When the window is the bottleneck, the fix is rarely to prompt harder. It is to put the right tokens back in front of the model. Retrieval-augmented generation does this by fetching only the most relevant chunks at query time, and a running summary can compress old turns into a few tokens. The window itself is held in GPU memory as the KV cache, which is why bigger windows cost more to serve.

Frequently asked questions

What is a context window in an LLM?

A context window is the fixed maximum number of tokens a model can read at once, counting your prompt, any system instructions, the retrieved or pasted text, and the response it is generating. Anything beyond that limit cannot influence the output. It is set by the model's architecture, so a 32k model simply cannot consider a 40k-token input without dropping part of it.

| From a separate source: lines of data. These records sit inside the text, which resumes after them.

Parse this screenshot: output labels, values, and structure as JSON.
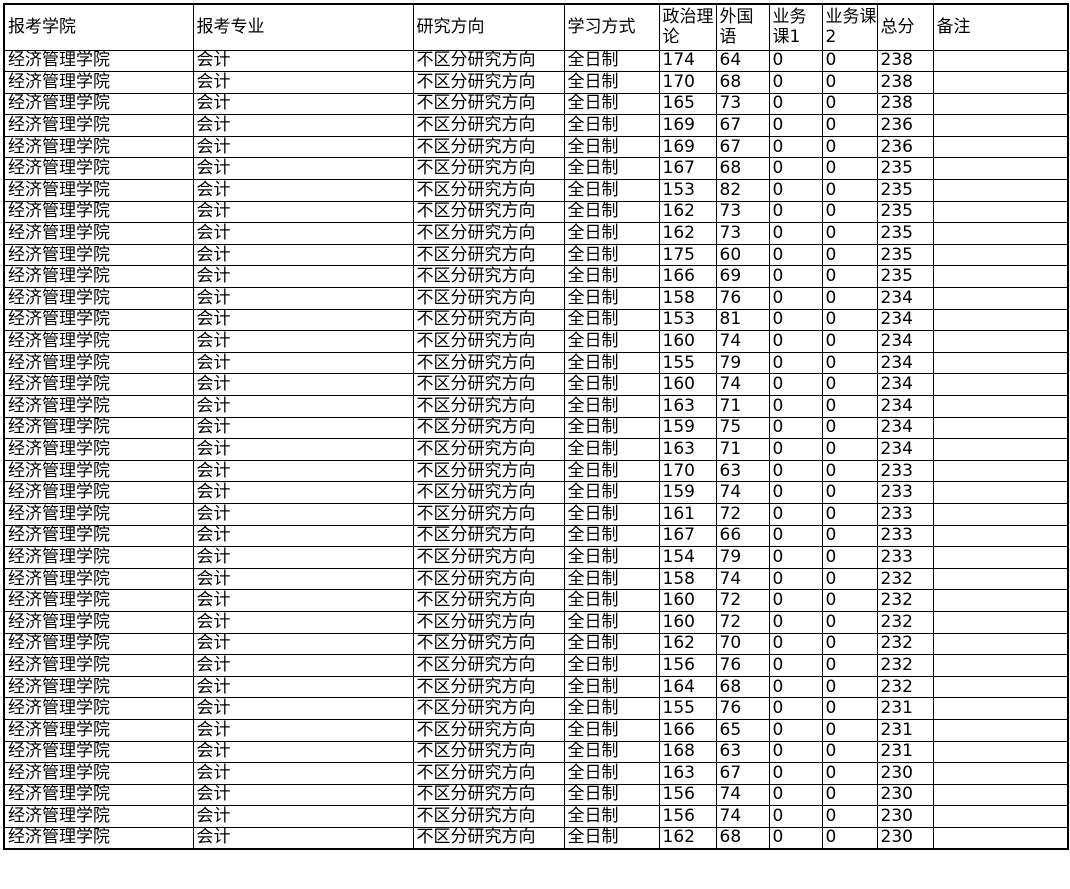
{
  "headers": [
    "报考学院",
    "报考专业",
    "研究方向",
    "学习方式",
    "政治理论",
    "外国语",
    "业务课1",
    "业务课2",
    "总分",
    "备注"
  ],
  "rows": [
    [
      "经济管理学院",
      "会计",
      "不区分研究方向",
      "全日制",
      "174",
      "64",
      "0",
      "0",
      "238",
      ""
    ],
    [
      "经济管理学院",
      "会计",
      "不区分研究方向",
      "全日制",
      "170",
      "68",
      "0",
      "0",
      "238",
      ""
    ],
    [
      "经济管理学院",
      "会计",
      "不区分研究方向",
      "全日制",
      "165",
      "73",
      "0",
      "0",
      "238",
      ""
    ],
    [
      "经济管理学院",
      "会计",
      "不区分研究方向",
      "全日制",
      "169",
      "67",
      "0",
      "0",
      "236",
      ""
    ],
    [
      "经济管理学院",
      "会计",
      "不区分研究方向",
      "全日制",
      "169",
      "67",
      "0",
      "0",
      "236",
      ""
    ],
    [
      "经济管理学院",
      "会计",
      "不区分研究方向",
      "全日制",
      "167",
      "68",
      "0",
      "0",
      "235",
      ""
    ],
    [
      "经济管理学院",
      "会计",
      "不区分研究方向",
      "全日制",
      "153",
      "82",
      "0",
      "0",
      "235",
      ""
    ],
    [
      "经济管理学院",
      "会计",
      "不区分研究方向",
      "全日制",
      "162",
      "73",
      "0",
      "0",
      "235",
      ""
    ],
    [
      "经济管理学院",
      "会计",
      "不区分研究方向",
      "全日制",
      "162",
      "73",
      "0",
      "0",
      "235",
      ""
    ],
    [
      "经济管理学院",
      "会计",
      "不区分研究方向",
      "全日制",
      "175",
      "60",
      "0",
      "0",
      "235",
      ""
    ],
    [
      "经济管理学院",
      "会计",
      "不区分研究方向",
      "全日制",
      "166",
      "69",
      "0",
      "0",
      "235",
      ""
    ],
    [
      "经济管理学院",
      "会计",
      "不区分研究方向",
      "全日制",
      "158",
      "76",
      "0",
      "0",
      "234",
      ""
    ],
    [
      "经济管理学院",
      "会计",
      "不区分研究方向",
      "全日制",
      "153",
      "81",
      "0",
      "0",
      "234",
      ""
    ],
    [
      "经济管理学院",
      "会计",
      "不区分研究方向",
      "全日制",
      "160",
      "74",
      "0",
      "0",
      "234",
      ""
    ],
    [
      "经济管理学院",
      "会计",
      "不区分研究方向",
      "全日制",
      "155",
      "79",
      "0",
      "0",
      "234",
      ""
    ],
    [
      "经济管理学院",
      "会计",
      "不区分研究方向",
      "全日制",
      "160",
      "74",
      "0",
      "0",
      "234",
      ""
    ],
    [
      "经济管理学院",
      "会计",
      "不区分研究方向",
      "全日制",
      "163",
      "71",
      "0",
      "0",
      "234",
      ""
    ],
    [
      "经济管理学院",
      "会计",
      "不区分研究方向",
      "全日制",
      "159",
      "75",
      "0",
      "0",
      "234",
      ""
    ],
    [
      "经济管理学院",
      "会计",
      "不区分研究方向",
      "全日制",
      "163",
      "71",
      "0",
      "0",
      "234",
      ""
    ],
    [
      "经济管理学院",
      "会计",
      "不区分研究方向",
      "全日制",
      "170",
      "63",
      "0",
      "0",
      "233",
      ""
    ],
    [
      "经济管理学院",
      "会计",
      "不区分研究方向",
      "全日制",
      "159",
      "74",
      "0",
      "0",
      "233",
      ""
    ],
    [
      "经济管理学院",
      "会计",
      "不区分研究方向",
      "全日制",
      "161",
      "72",
      "0",
      "0",
      "233",
      ""
    ],
    [
      "经济管理学院",
      "会计",
      "不区分研究方向",
      "全日制",
      "167",
      "66",
      "0",
      "0",
      "233",
      ""
    ],
    [
      "经济管理学院",
      "会计",
      "不区分研究方向",
      "全日制",
      "154",
      "79",
      "0",
      "0",
      "233",
      ""
    ],
    [
      "经济管理学院",
      "会计",
      "不区分研究方向",
      "全日制",
      "158",
      "74",
      "0",
      "0",
      "232",
      ""
    ],
    [
      "经济管理学院",
      "会计",
      "不区分研究方向",
      "全日制",
      "160",
      "72",
      "0",
      "0",
      "232",
      ""
    ],
    [
      "经济管理学院",
      "会计",
      "不区分研究方向",
      "全日制",
      "160",
      "72",
      "0",
      "0",
      "232",
      ""
    ],
    [
      "经济管理学院",
      "会计",
      "不区分研究方向",
      "全日制",
      "162",
      "70",
      "0",
      "0",
      "232",
      ""
    ],
    [
      "经济管理学院",
      "会计",
      "不区分研究方向",
      "全日制",
      "156",
      "76",
      "0",
      "0",
      "232",
      ""
    ],
    [
      "经济管理学院",
      "会计",
      "不区分研究方向",
      "全日制",
      "164",
      "68",
      "0",
      "0",
      "232",
      ""
    ],
    [
      "经济管理学院",
      "会计",
      "不区分研究方向",
      "全日制",
      "155",
      "76",
      "0",
      "0",
      "231",
      ""
    ],
    [
      "经济管理学院",
      "会计",
      "不区分研究方向",
      "全日制",
      "166",
      "65",
      "0",
      "0",
      "231",
      ""
    ],
    [
      "经济管理学院",
      "会计",
      "不区分研究方向",
      "全日制",
      "168",
      "63",
      "0",
      "0",
      "231",
      ""
    ],
    [
      "经济管理学院",
      "会计",
      "不区分研究方向",
      "全日制",
      "163",
      "67",
      "0",
      "0",
      "230",
      ""
    ],
    [
      "经济管理学院",
      "会计",
      "不区分研究方向",
      "全日制",
      "156",
      "74",
      "0",
      "0",
      "230",
      ""
    ],
    [
      "经济管理学院",
      "会计",
      "不区分研究方向",
      "全日制",
      "156",
      "74",
      "0",
      "0",
      "230",
      ""
    ],
    [
      "经济管理学院",
      "会计",
      "不区分研究方向",
      "全日制",
      "162",
      "68",
      "0",
      "0",
      "230",
      ""
    ]
  ]
}
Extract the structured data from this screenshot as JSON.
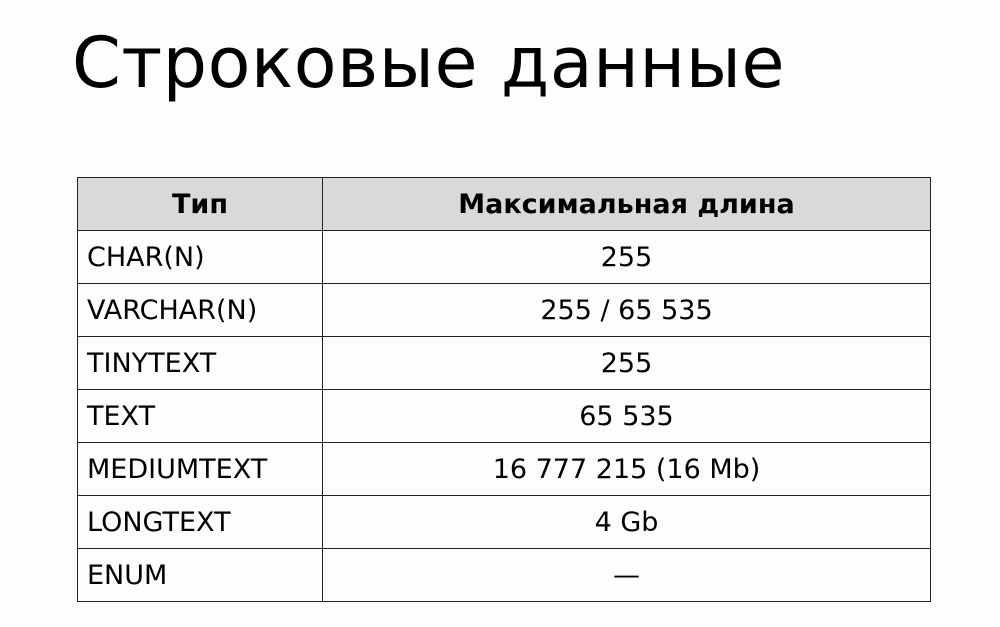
{
  "title": "Строковые данные",
  "table": {
    "headers": [
      "Тип",
      "Максимальная длина"
    ],
    "rows": [
      [
        "CHAR(N)",
        "255"
      ],
      [
        "VARCHAR(N)",
        "255 / 65 535"
      ],
      [
        "TINYTEXT",
        "255"
      ],
      [
        "TEXT",
        "65 535"
      ],
      [
        "MEDIUMTEXT",
        "16 777 215 (16 Mb)"
      ],
      [
        "LONGTEXT",
        "4 Gb"
      ],
      [
        "ENUM",
        "—"
      ]
    ]
  },
  "colors": {
    "background": "#fdfdfd",
    "header_bg": "#d9d9d9",
    "border": "#222222",
    "text": "#000000"
  }
}
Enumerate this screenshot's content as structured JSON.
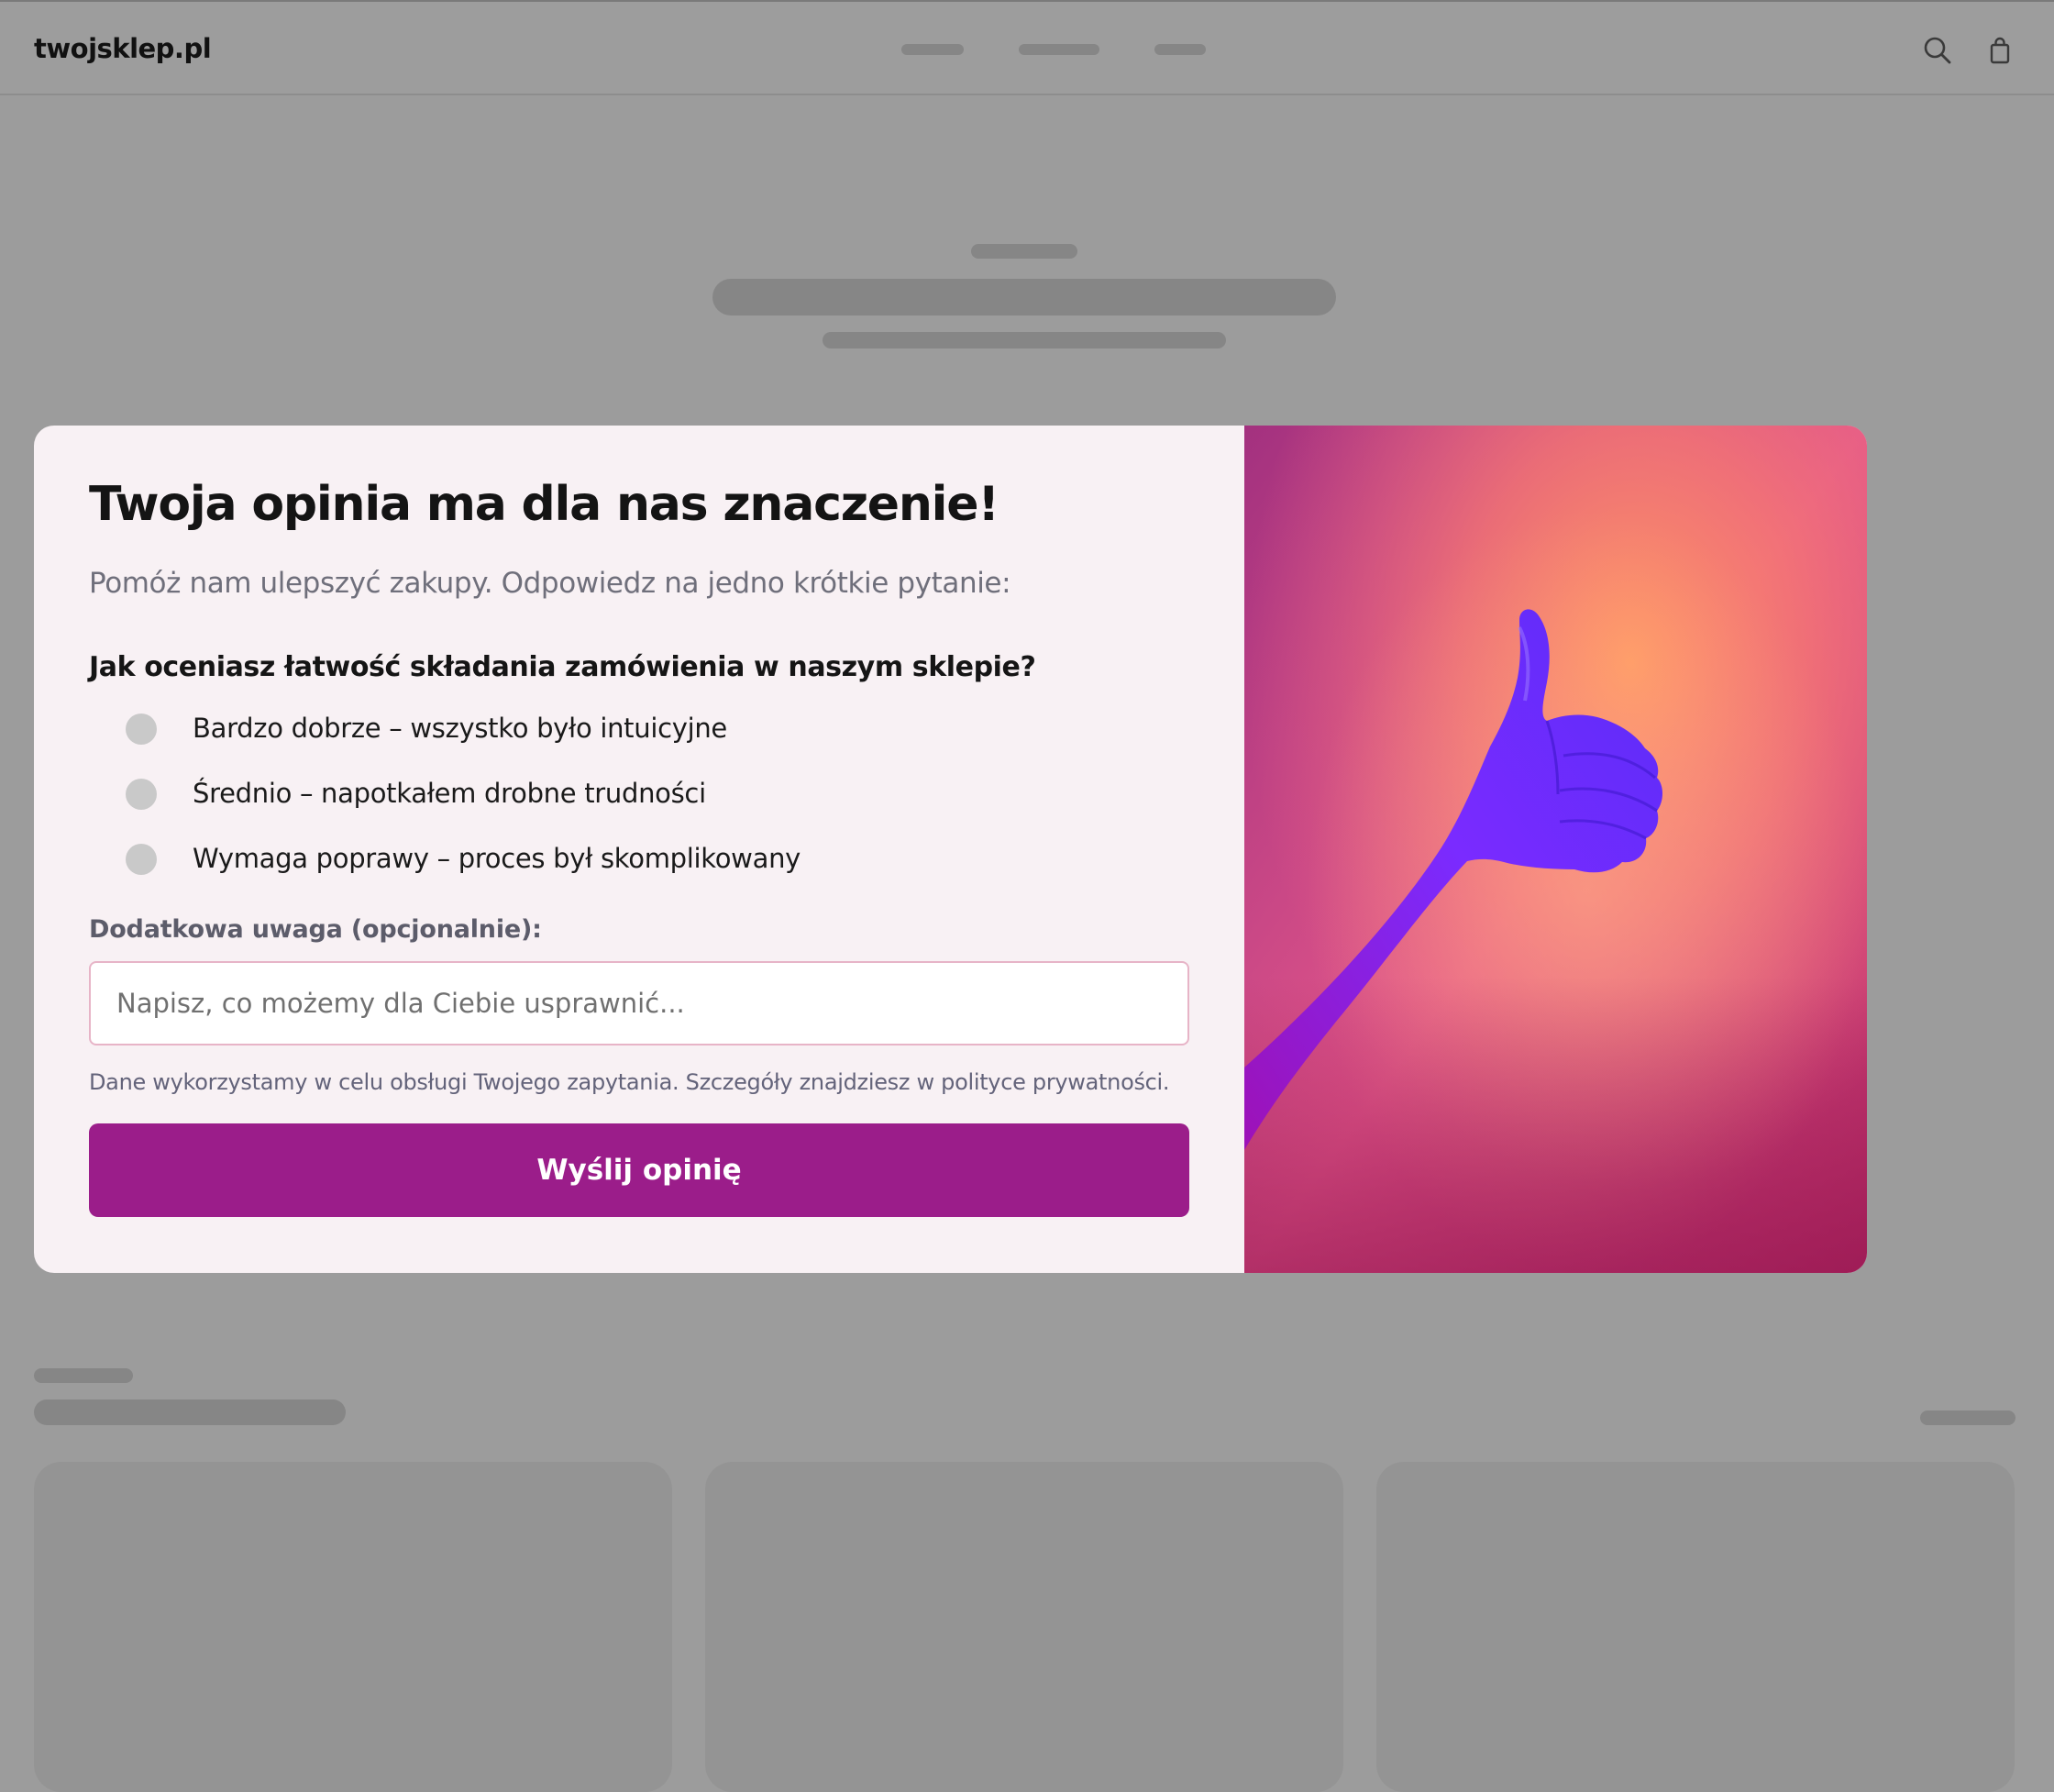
{
  "header": {
    "site_name": "twojsklep.pl",
    "icons": [
      "search-icon",
      "shopping-bag-icon"
    ]
  },
  "modal": {
    "title": "Twoja opinia ma dla nas znaczenie!",
    "subtitle": "Pomóż nam ulepszyć zakupy. Odpowiedz na jedno krótkie pytanie:",
    "question": "Jak oceniasz łatwość składania zamówienia w naszym sklepie?",
    "options": [
      {
        "label": "Bardzo dobrze – wszystko było intuicyjne",
        "selected": false
      },
      {
        "label": "Średnio – napotkałem drobne trudności",
        "selected": false
      },
      {
        "label": "Wymaga poprawy – proces był skomplikowany",
        "selected": false
      }
    ],
    "comment_label": "Dodatkowa uwaga (opcjonalnie):",
    "comment_placeholder": "Napisz, co możemy dla Ciebie usprawnić...",
    "comment_value": "",
    "privacy_note": "Dane wykorzystamy w celu obsługi Twojego zapytania. Szczegóły znajdziesz w polityce prywatności.",
    "submit_label": "Wyślij opinię",
    "image_icon": "thumbs-up-icon"
  },
  "colors": {
    "accent": "#9b1d8a",
    "modal_background": "#f8f1f4",
    "overlay": "#9c9c9c",
    "input_border": "#e7b4c7"
  }
}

How many words fit in a context window?

Roughly 750 English words per 1,000 tokens, so a 2,000-token window holds about 1,500 words and a 32,000-token window about 24,000. The exact ratio depends on the text: code, punctuation-heavy content, and non-English languages use more tokens per word, so they fill the window faster.

What happens when text exceeds the context window?

The runtime slides the window forward and drops the oldest tokens to make room, so the model loses access to whatever scrolled off the back. It does not summarize or compress on its own; those tokens are simply gone from its view. This is the usual reason a long chat session seems to forget how it began.

Does a bigger context window always give better answers?

Not necessarily. Beyond fitting more text, models often recall information at the start and end of the window better than the middle, an effect called 'lost in the middle.' A focused, well-retrieved 2k of context can beat a padded 32k window, which is why retrieval and good prompt ordering still matter even on long-context models.

Key takeaways

  • A context window is a hard limit, not a soft preference. Once a token slides past the edge the model cannot reach it, so there is no fading memory, just an abrupt cutoff.
  • Token count is not word count. The cl100k_base tokenizer splits on subwords and punctuation, so 2,000 tokens is roughly 1,500 English words, and code or non-English text fills the window faster.
  • A bigger window does not mean even recall across all of it. Models tend to attend most to the start and end of the window, so a fact buried in the middle of a full 32k window can be present but effectively ignored.
  • Most 'the model forgot what I said' moments are context-window evictions, not reasoning failures. The fix is usually to put the dropped tokens back in front of the model with a summary or retrieval, not to re-prompt harder.